- Classification: Division I
- Season: 2021–22
- Teams: 10
- Site: Campus sites
- Champions: Colgate (5th title)
- Winning coach: Matt Langel (3rd title)
- MVP: Jack Ferguson (Colgate)
- Television: ESPN+, CBSSN

= 2022 Patriot League men's basketball tournament =

The 2022 Patriot League men's basketball tournament was the conference postseason tournament for the Patriot League. The tournament was held on four dates during March 2022 at campus sites of the higher seeds. The winner, Colgate, received the conference's automatic bid to the NCAA tournament.

== Seeds ==
All ten teams in the conference standings qualified for the tournament. The teams were seeded by record in conference, with a tiebreaker system to seed teams with identical conference records.

The tiebreakers used by the Patriot League are: 1) head-to-head record of teams with identical record, 2) comparison of records against individual teams in the conference starting with the top-ranked team(s) and working down, 3) NCAA NET Rankings available on day following the conclusion of Patriot League regular-season play and 4) comparison of winning percentage versus out-of-league common opponents. Holy Cross was given the higher seed than Lafayette due to having a better top-to-bottom record (by defeating Navy).

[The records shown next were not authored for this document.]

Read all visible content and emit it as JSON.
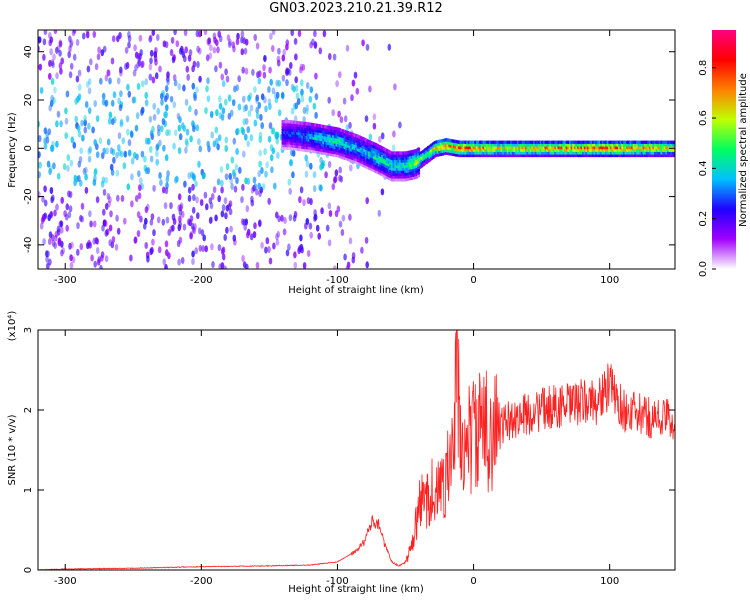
{
  "figure": {
    "title": "GN03.2023.210.21.39.R12"
  },
  "chart_data": [
    {
      "type": "heatmap",
      "xlabel": "Height of straight line (km)",
      "ylabel": "Frequency (Hz)",
      "xlim": [
        -320,
        148
      ],
      "ylim": [
        -50,
        49
      ],
      "xticks": [
        -300,
        -200,
        -100,
        0,
        100
      ],
      "yticks": [
        -40,
        -20,
        0,
        20,
        40
      ],
      "colorbar": {
        "label": "Normalized spectral amplitude",
        "range": [
          0.0,
          0.95
        ],
        "ticks": [
          0.0,
          0.2,
          0.4,
          0.6,
          0.8
        ],
        "colormap": [
          "#ffffff",
          "#a000ff",
          "#2000ff",
          "#00c0ff",
          "#00ff60",
          "#c0ff00",
          "#ff8000",
          "#ff0000",
          "#ff0080"
        ]
      },
      "ridge": {
        "x": [
          -135,
          -120,
          -100,
          -85,
          -70,
          -60,
          -50,
          -42,
          -35,
          -28,
          -20,
          -10,
          0,
          20,
          50,
          100,
          148
        ],
        "frequency": [
          6,
          5,
          3,
          0,
          -4,
          -7,
          -7,
          -6,
          -3,
          0,
          1,
          0,
          0,
          0,
          0,
          0,
          0
        ],
        "peak_amplitude": [
          0.3,
          0.4,
          0.5,
          0.4,
          0.5,
          0.45,
          0.5,
          0.65,
          0.55,
          0.8,
          0.85,
          0.85,
          0.85,
          0.7,
          0.8,
          0.85,
          0.7
        ]
      },
      "grid": false
    },
    {
      "type": "line",
      "xlabel": "Height of straight line (km)",
      "ylabel": "SNR (10 * v/v)",
      "y_scale_factor": "(x10⁴)",
      "xlim": [
        -320,
        148
      ],
      "ylim": [
        0,
        3
      ],
      "xticks": [
        -300,
        -200,
        -100,
        0,
        100
      ],
      "yticks": [
        0,
        1,
        2,
        3
      ],
      "series": [
        {
          "color": "#ff2020",
          "x": [
            -320,
            -300,
            -250,
            -200,
            -150,
            -120,
            -100,
            -90,
            -80,
            -75,
            -70,
            -65,
            -60,
            -55,
            -50,
            -45,
            -40,
            -35,
            -30,
            -25,
            -20,
            -15,
            -12,
            -10,
            -5,
            0,
            10,
            20,
            30,
            40,
            50,
            60,
            70,
            80,
            90,
            100,
            110,
            120,
            130,
            140,
            148
          ],
          "y": [
            0.0,
            0.01,
            0.02,
            0.04,
            0.05,
            0.06,
            0.1,
            0.2,
            0.35,
            0.6,
            0.6,
            0.3,
            0.1,
            0.05,
            0.1,
            0.3,
            0.8,
            0.9,
            1.0,
            0.95,
            1.2,
            1.4,
            2.7,
            1.5,
            1.6,
            1.7,
            1.75,
            1.8,
            1.9,
            1.95,
            2.0,
            2.05,
            2.05,
            2.1,
            2.1,
            2.3,
            2.0,
            1.95,
            1.9,
            1.9,
            1.88
          ]
        }
      ],
      "grid": false
    }
  ]
}
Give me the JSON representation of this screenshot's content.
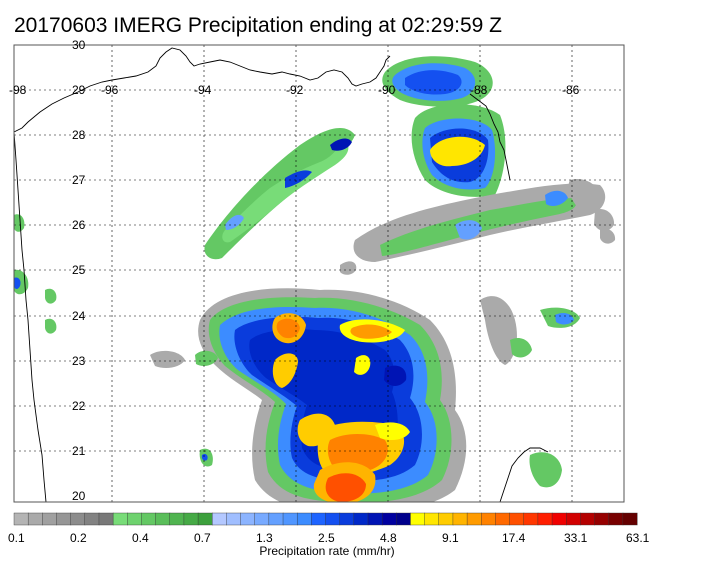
{
  "title": "20170603 IMERG Precipitation ending at 02:29:59 Z",
  "lon_labels": [
    "-98",
    "-96",
    "-94",
    "-92",
    "-90",
    "-88",
    "-86"
  ],
  "lat_labels": [
    "30",
    "29",
    "28",
    "27",
    "26",
    "25",
    "24",
    "23",
    "22",
    "21",
    "20"
  ],
  "colorbar": {
    "tick_labels": [
      "0.1",
      "0.2",
      "0.4",
      "0.7",
      "1.3",
      "2.5",
      "4.8",
      "9.1",
      "17.4",
      "33.1",
      "63.1"
    ],
    "label": "Precipitation rate (mm/hr)",
    "colors": [
      "#b4b4b4",
      "#aaaaaa",
      "#a0a0a0",
      "#969696",
      "#8c8c8c",
      "#828282",
      "#787878",
      "#78dc78",
      "#6ed26e",
      "#64c864",
      "#5abe5a",
      "#50b450",
      "#46aa46",
      "#3ca03c",
      "#b4c8ff",
      "#a0beff",
      "#8cb4ff",
      "#78aaff",
      "#64a0ff",
      "#5096ff",
      "#3c8cff",
      "#1e64ff",
      "#1450f0",
      "#0a3cdc",
      "#0028c8",
      "#0014b4",
      "#0000a0",
      "#00008c",
      "#ffff00",
      "#ffe600",
      "#ffcc00",
      "#ffb400",
      "#ff9b00",
      "#ff8200",
      "#ff6900",
      "#ff5000",
      "#ff3700",
      "#ff1e00",
      "#f00000",
      "#d20000",
      "#b40000",
      "#960000",
      "#780000",
      "#640000"
    ]
  }
}
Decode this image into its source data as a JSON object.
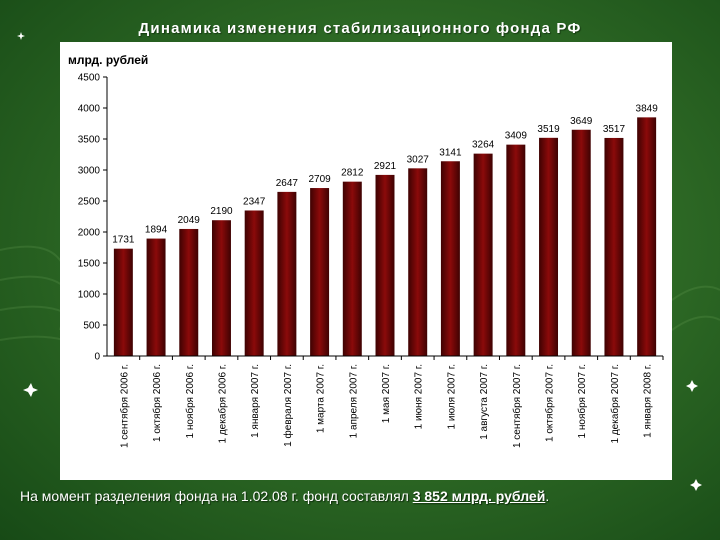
{
  "slide": {
    "title": "Динамика изменения стабилизационного фонда РФ",
    "footnote_prefix": "На момент разделения фонда на 1.02.08 г. фонд составлял ",
    "footnote_highlight": "3 852 млрд. рублей",
    "footnote_suffix": "."
  },
  "chart_data": {
    "type": "bar",
    "ylabel": "млрд. рублей",
    "ylim": [
      0,
      4500
    ],
    "yticks": [
      0,
      500,
      1000,
      1500,
      2000,
      2500,
      3000,
      3500,
      4000,
      4500
    ],
    "grid": false,
    "bar_color": "#8b0a0a",
    "categories": [
      "1 сентября 2006 г.",
      "1 октября 2006 г.",
      "1 ноября 2006 г.",
      "1 декабря 2006 г.",
      "1 января 2007 г.",
      "1 февраля 2007 г.",
      "1 марта 2007 г.",
      "1 апреля 2007 г.",
      "1 мая 2007 г.",
      "1 июня 2007 г.",
      "1 июля 2007 г.",
      "1 августа 2007 г.",
      "1 сентября 2007 г.",
      "1 октября 2007 г.",
      "1 ноября 2007 г.",
      "1 декабря 2007 г.",
      "1 января 2008 г."
    ],
    "values": [
      1731,
      1894,
      2049,
      2190,
      2347,
      2647,
      2709,
      2812,
      2921,
      3027,
      3141,
      3264,
      3409,
      3519,
      3649,
      3517,
      3849
    ],
    "data_labels": [
      "1731",
      "1894",
      "2049",
      "2190",
      "2347",
      "2647",
      "2709",
      "2812",
      "2921",
      "3027",
      "3141",
      "3264",
      "3409",
      "3519",
      "3649",
      "3517",
      "3849"
    ]
  }
}
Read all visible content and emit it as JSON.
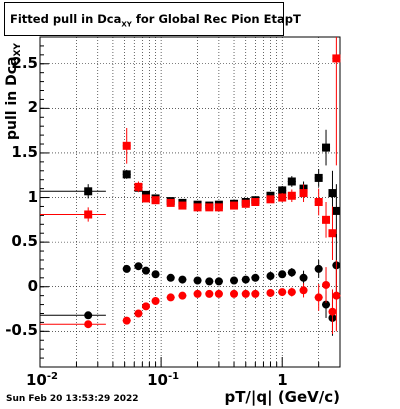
{
  "title": {
    "prefix": "Fitted pull in Dca",
    "sub": "XY",
    "suffix": " for Global Rec Pion EtapT"
  },
  "ylabel": {
    "main": "pull in Dca",
    "sub": "XY"
  },
  "xlabel": "pT/|q| (GeV/c)",
  "datestamp": "Sun Feb 20 13:53:29 2022",
  "yticks": [
    "-0.5",
    "0",
    "0.5",
    "1",
    "1.5",
    "2",
    "2.5"
  ],
  "xticks": [
    {
      "base": "10",
      "exp": "-2"
    },
    {
      "base": "10",
      "exp": "-1"
    },
    {
      "base": "1",
      "exp": ""
    }
  ],
  "chart_data": {
    "type": "scatter",
    "xlabel": "pT/|q| (GeV/c)",
    "ylabel": "pull in Dca_XY",
    "xscale": "log",
    "xlim": [
      0.01,
      3.0
    ],
    "ylim": [
      -0.9,
      2.8
    ],
    "grid": true,
    "legend": "none",
    "series": [
      {
        "color": "#000000",
        "marker": "square",
        "points": [
          {
            "x": 0.025,
            "y": 1.07,
            "xerr": [
              0.015,
              0.01
            ],
            "yerr": 0.08
          },
          {
            "x": 0.052,
            "y": 1.26,
            "yerr": 0.05
          },
          {
            "x": 0.065,
            "y": 1.11,
            "yerr": 0.04
          },
          {
            "x": 0.075,
            "y": 1.03,
            "yerr": 0.03
          },
          {
            "x": 0.09,
            "y": 0.99,
            "yerr": 0.02
          },
          {
            "x": 0.12,
            "y": 0.96,
            "yerr": 0.02
          },
          {
            "x": 0.15,
            "y": 0.94,
            "yerr": 0.02
          },
          {
            "x": 0.2,
            "y": 0.92,
            "yerr": 0.02
          },
          {
            "x": 0.25,
            "y": 0.91,
            "yerr": 0.02
          },
          {
            "x": 0.3,
            "y": 0.92,
            "yerr": 0.02
          },
          {
            "x": 0.4,
            "y": 0.93,
            "yerr": 0.02
          },
          {
            "x": 0.5,
            "y": 0.95,
            "yerr": 0.03
          },
          {
            "x": 0.6,
            "y": 0.97,
            "yerr": 0.03
          },
          {
            "x": 0.8,
            "y": 1.02,
            "yerr": 0.04
          },
          {
            "x": 1.0,
            "y": 1.08,
            "yerr": 0.05
          },
          {
            "x": 1.2,
            "y": 1.18,
            "yerr": 0.06
          },
          {
            "x": 1.5,
            "y": 1.1,
            "yerr": 0.08
          },
          {
            "x": 2.0,
            "y": 1.22,
            "yerr": 0.1
          },
          {
            "x": 2.3,
            "y": 1.56,
            "yerr": 0.2
          },
          {
            "x": 2.6,
            "y": 1.05,
            "yerr": 0.25
          },
          {
            "x": 2.8,
            "y": 0.85,
            "yerr": 0.3
          }
        ]
      },
      {
        "color": "#ff0000",
        "marker": "square",
        "points": [
          {
            "x": 0.025,
            "y": 0.81,
            "xerr": [
              0.015,
              0.01
            ],
            "yerr": 0.08
          },
          {
            "x": 0.052,
            "y": 1.58,
            "yerr": 0.2
          },
          {
            "x": 0.065,
            "y": 1.12,
            "yerr": 0.06
          },
          {
            "x": 0.075,
            "y": 0.99,
            "yerr": 0.04
          },
          {
            "x": 0.09,
            "y": 0.97,
            "yerr": 0.03
          },
          {
            "x": 0.12,
            "y": 0.94,
            "yerr": 0.02
          },
          {
            "x": 0.15,
            "y": 0.91,
            "yerr": 0.02
          },
          {
            "x": 0.2,
            "y": 0.89,
            "yerr": 0.02
          },
          {
            "x": 0.25,
            "y": 0.89,
            "yerr": 0.02
          },
          {
            "x": 0.3,
            "y": 0.89,
            "yerr": 0.02
          },
          {
            "x": 0.4,
            "y": 0.91,
            "yerr": 0.02
          },
          {
            "x": 0.5,
            "y": 0.93,
            "yerr": 0.03
          },
          {
            "x": 0.6,
            "y": 0.95,
            "yerr": 0.03
          },
          {
            "x": 0.8,
            "y": 0.98,
            "yerr": 0.04
          },
          {
            "x": 1.0,
            "y": 1.0,
            "yerr": 0.05
          },
          {
            "x": 1.2,
            "y": 1.02,
            "yerr": 0.07
          },
          {
            "x": 1.5,
            "y": 1.05,
            "yerr": 0.1
          },
          {
            "x": 2.0,
            "y": 0.95,
            "yerr": 0.15
          },
          {
            "x": 2.3,
            "y": 0.75,
            "yerr": 0.2
          },
          {
            "x": 2.6,
            "y": 0.6,
            "yerr": 0.3
          },
          {
            "x": 2.8,
            "y": 2.56,
            "yerr": 1.2
          }
        ]
      },
      {
        "color": "#000000",
        "marker": "circle",
        "points": [
          {
            "x": 0.025,
            "y": -0.32,
            "xerr": [
              0.015,
              0.01
            ],
            "yerr": 0.04
          },
          {
            "x": 0.052,
            "y": 0.2,
            "yerr": 0.04
          },
          {
            "x": 0.065,
            "y": 0.23,
            "yerr": 0.03
          },
          {
            "x": 0.075,
            "y": 0.18,
            "yerr": 0.02
          },
          {
            "x": 0.09,
            "y": 0.14,
            "yerr": 0.02
          },
          {
            "x": 0.12,
            "y": 0.1,
            "yerr": 0.02
          },
          {
            "x": 0.15,
            "y": 0.08,
            "yerr": 0.02
          },
          {
            "x": 0.2,
            "y": 0.07,
            "yerr": 0.02
          },
          {
            "x": 0.25,
            "y": 0.06,
            "yerr": 0.02
          },
          {
            "x": 0.3,
            "y": 0.06,
            "yerr": 0.02
          },
          {
            "x": 0.4,
            "y": 0.07,
            "yerr": 0.02
          },
          {
            "x": 0.5,
            "y": 0.08,
            "yerr": 0.02
          },
          {
            "x": 0.6,
            "y": 0.1,
            "yerr": 0.03
          },
          {
            "x": 0.8,
            "y": 0.12,
            "yerr": 0.03
          },
          {
            "x": 1.0,
            "y": 0.14,
            "yerr": 0.04
          },
          {
            "x": 1.2,
            "y": 0.16,
            "yerr": 0.05
          },
          {
            "x": 1.5,
            "y": 0.1,
            "yerr": 0.08
          },
          {
            "x": 2.0,
            "y": 0.2,
            "yerr": 0.1
          },
          {
            "x": 2.3,
            "y": -0.2,
            "yerr": 0.15
          },
          {
            "x": 2.6,
            "y": -0.35,
            "yerr": 0.2
          },
          {
            "x": 2.8,
            "y": 0.24,
            "yerr": 0.35
          }
        ]
      },
      {
        "color": "#ff0000",
        "marker": "circle",
        "points": [
          {
            "x": 0.025,
            "y": -0.42,
            "xerr": [
              0.015,
              0.01
            ],
            "yerr": 0.04
          },
          {
            "x": 0.052,
            "y": -0.38,
            "yerr": 0.04
          },
          {
            "x": 0.065,
            "y": -0.3,
            "yerr": 0.03
          },
          {
            "x": 0.075,
            "y": -0.22,
            "yerr": 0.02
          },
          {
            "x": 0.09,
            "y": -0.16,
            "yerr": 0.02
          },
          {
            "x": 0.12,
            "y": -0.12,
            "yerr": 0.02
          },
          {
            "x": 0.15,
            "y": -0.1,
            "yerr": 0.02
          },
          {
            "x": 0.2,
            "y": -0.08,
            "yerr": 0.02
          },
          {
            "x": 0.25,
            "y": -0.08,
            "yerr": 0.02
          },
          {
            "x": 0.3,
            "y": -0.08,
            "yerr": 0.02
          },
          {
            "x": 0.4,
            "y": -0.08,
            "yerr": 0.02
          },
          {
            "x": 0.5,
            "y": -0.08,
            "yerr": 0.02
          },
          {
            "x": 0.6,
            "y": -0.08,
            "yerr": 0.03
          },
          {
            "x": 0.8,
            "y": -0.07,
            "yerr": 0.03
          },
          {
            "x": 1.0,
            "y": -0.06,
            "yerr": 0.04
          },
          {
            "x": 1.2,
            "y": -0.06,
            "yerr": 0.05
          },
          {
            "x": 1.5,
            "y": -0.04,
            "yerr": 0.08
          },
          {
            "x": 2.0,
            "y": -0.12,
            "yerr": 0.15
          },
          {
            "x": 2.3,
            "y": 0.02,
            "yerr": 0.2
          },
          {
            "x": 2.6,
            "y": -0.28,
            "yerr": 0.25
          },
          {
            "x": 2.8,
            "y": -0.1,
            "yerr": 0.4
          }
        ]
      }
    ]
  }
}
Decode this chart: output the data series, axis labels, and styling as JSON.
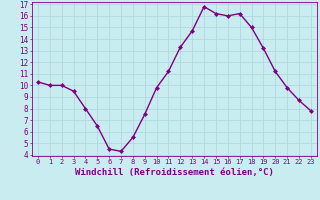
{
  "x": [
    0,
    1,
    2,
    3,
    4,
    5,
    6,
    7,
    8,
    9,
    10,
    11,
    12,
    13,
    14,
    15,
    16,
    17,
    18,
    19,
    20,
    21,
    22,
    23
  ],
  "y": [
    10.3,
    10.0,
    10.0,
    9.5,
    8.0,
    6.5,
    4.5,
    4.3,
    5.5,
    7.5,
    9.8,
    11.2,
    13.3,
    14.7,
    16.8,
    16.2,
    16.0,
    16.2,
    15.0,
    13.2,
    11.2,
    9.8,
    8.7,
    7.8
  ],
  "line_color": "#800080",
  "marker": "D",
  "marker_size": 2.0,
  "bg_color": "#c8ecf0",
  "grid_color": "#b0d8e0",
  "xlabel": "Windchill (Refroidissement éolien,°C)",
  "ylim": [
    4,
    17
  ],
  "xlim": [
    -0.5,
    23.5
  ],
  "yticks": [
    4,
    5,
    6,
    7,
    8,
    9,
    10,
    11,
    12,
    13,
    14,
    15,
    16,
    17
  ],
  "xticks": [
    0,
    1,
    2,
    3,
    4,
    5,
    6,
    7,
    8,
    9,
    10,
    11,
    12,
    13,
    14,
    15,
    16,
    17,
    18,
    19,
    20,
    21,
    22,
    23
  ],
  "tick_color": "#800080",
  "label_fontsize": 6.5,
  "tick_fontsize": 5.5,
  "xtick_fontsize": 5.0,
  "line_width": 1.0
}
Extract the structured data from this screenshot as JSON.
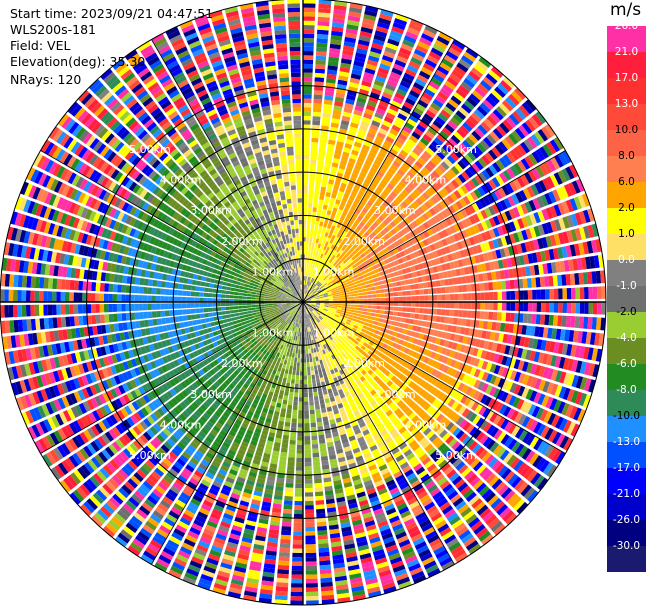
{
  "info": {
    "start_time": "Start time: 2023/09/21 04:47:51",
    "site": "WLS200s-181",
    "field": "Field: VEL",
    "elevation": "Elevation(deg): 35.30",
    "nrays": "NRays: 120"
  },
  "chart_data": {
    "type": "heatmap",
    "projection": "polar PPI",
    "title": "",
    "field": "VEL",
    "units": "m/s",
    "range_ring_labels": [
      "1.00km",
      "2.00km",
      "3.00km",
      "4.00km",
      "5.00km"
    ],
    "range_rings_km": [
      1,
      2,
      3,
      4,
      5
    ],
    "max_range_km": 7,
    "nrays": 120,
    "grid": true,
    "colorbar": {
      "label": "m/s",
      "ticks": [
        "26.0",
        "21.0",
        "17.0",
        "13.0",
        "10.0",
        "8.0",
        "6.0",
        "2.0",
        "1.0",
        "0.0",
        "-1.0",
        "-2.0",
        "-4.0",
        "-6.0",
        "-8.0",
        "-10.0",
        "-13.0",
        "-17.0",
        "-21.0",
        "-26.0",
        "-30.0"
      ],
      "colors": [
        "#ff2fa5",
        "#ff1e3c",
        "#ff3030",
        "#ff4a3a",
        "#ff6347",
        "#ff7f50",
        "#ffa500",
        "#ffff00",
        "#ffe066",
        "#808080",
        "#6e7070",
        "#9acd32",
        "#6b8e23",
        "#228b22",
        "#2e8b57",
        "#1e90ff",
        "#0050ff",
        "#0000ff",
        "#0000cd",
        "#000080",
        "#1a1a6e"
      ]
    },
    "velocity_by_azimuth": {
      "azimuth_deg": [
        0,
        30,
        60,
        90,
        120,
        150,
        180,
        210,
        240,
        270,
        300,
        330
      ],
      "velocity_ms": [
        2.0,
        6.0,
        8.0,
        10.0,
        6.0,
        2.0,
        -2.0,
        -6.0,
        -8.0,
        -10.0,
        -6.0,
        -2.0
      ]
    }
  }
}
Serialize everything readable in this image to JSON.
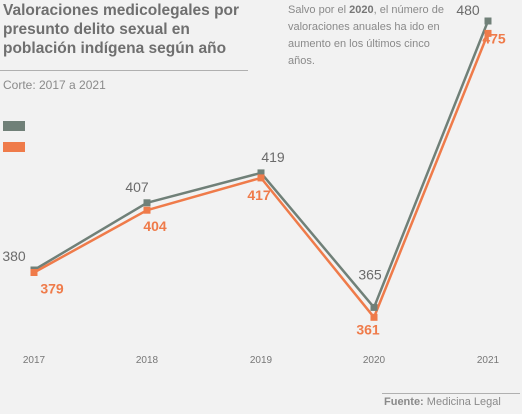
{
  "title": "Valoraciones medicolegales por presunto delito sexual en población indígena según año",
  "subtitle": "Corte: 2017 a 2021",
  "note": {
    "before": "Salvo por el ",
    "bold": "2020",
    "after": ", el número de valoraciones anuales ha ido en aumento en los últimos cinco años."
  },
  "source": {
    "key": "Fuente:",
    "value": "Medicina Legal"
  },
  "colors": {
    "series_a": "#708078",
    "series_b": "#ef7b4a",
    "background": "#f2f2f2"
  },
  "chart_data": {
    "type": "line",
    "categories": [
      "2017",
      "2018",
      "2019",
      "2020",
      "2021"
    ],
    "series": [
      {
        "name": "",
        "values": [
          380,
          407,
          419,
          365,
          480
        ]
      },
      {
        "name": "",
        "values": [
          379,
          404,
          417,
          361,
          475
        ]
      }
    ],
    "legend": "top-left",
    "grid": false
  }
}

Bucknell was given the higher seed than American due to having a better top-to-bottom record (by defeating Boston University).

| Seed | School | Conference | NET ranking (February 28, 2021) |
|---|---|---|---|
| 1 | Colgate | 16–2 | 137 |
| 2 | Navy | 12–6 | 157 |
| 3 | Boston University | 11–7 | 201 |
| 4 | Lehigh | 10–8 | 301 |
| 5 | Army | 9–9 | 272 |
| 6 | Loyola | 8–10 | 259 |
| 7 | Holy Cross | 7–11 | 343 |
| 8 | Lafayette | 7–11 | 312 |
| 9 | Bucknell | 5–13 | 335 |
| 10 | American | 5–13 | 338 |

== Schedule ==

Game: Time; Matchup; Score; Television; Attendance
First round – Tuesday, March 1
1: 7:00 pm; No. 10 American at No. 7 Holy Cross; 69–63; ESPN+; 898
2: 7:00 pm; No. 9 Bucknell at No. 8 Lafayette; 82–81^{OT}; 1,740
Quarterfinals – Thursday, March 3
3: 7:00 pm; No. 9 Bucknell at No. 1 Colgate; 68–96; ESPN+; 1,414
4: 7:00 pm; No. 10 American at No. 2 Navy; 64–71; 1,011
5: 7:00 pm; No. 6 Loyola at No. 3 Boston University; 64–76; 652
6: 7:00 pm; No. 5 Army at No. 4 Lehigh; 77–91; 1,732
Semifinals – Sunday, March 6
7: 2:00 pm; No. 4 Lehigh at No. 1 Colgate; 61–81; CBSSN; 1,161
8: 4:00 pm; No. 3 Boston University at No. 2 Navy; 80–85^{OT}; 1,179
Championship – Wednesday, March 9
9: 7:30 pm; No. 2 Navy at No. 1 Colgate; 58–74; CBSSN; 1,879
Game times in ET. Rankings denote tournament seeding. All games hosted by higher-seeded team.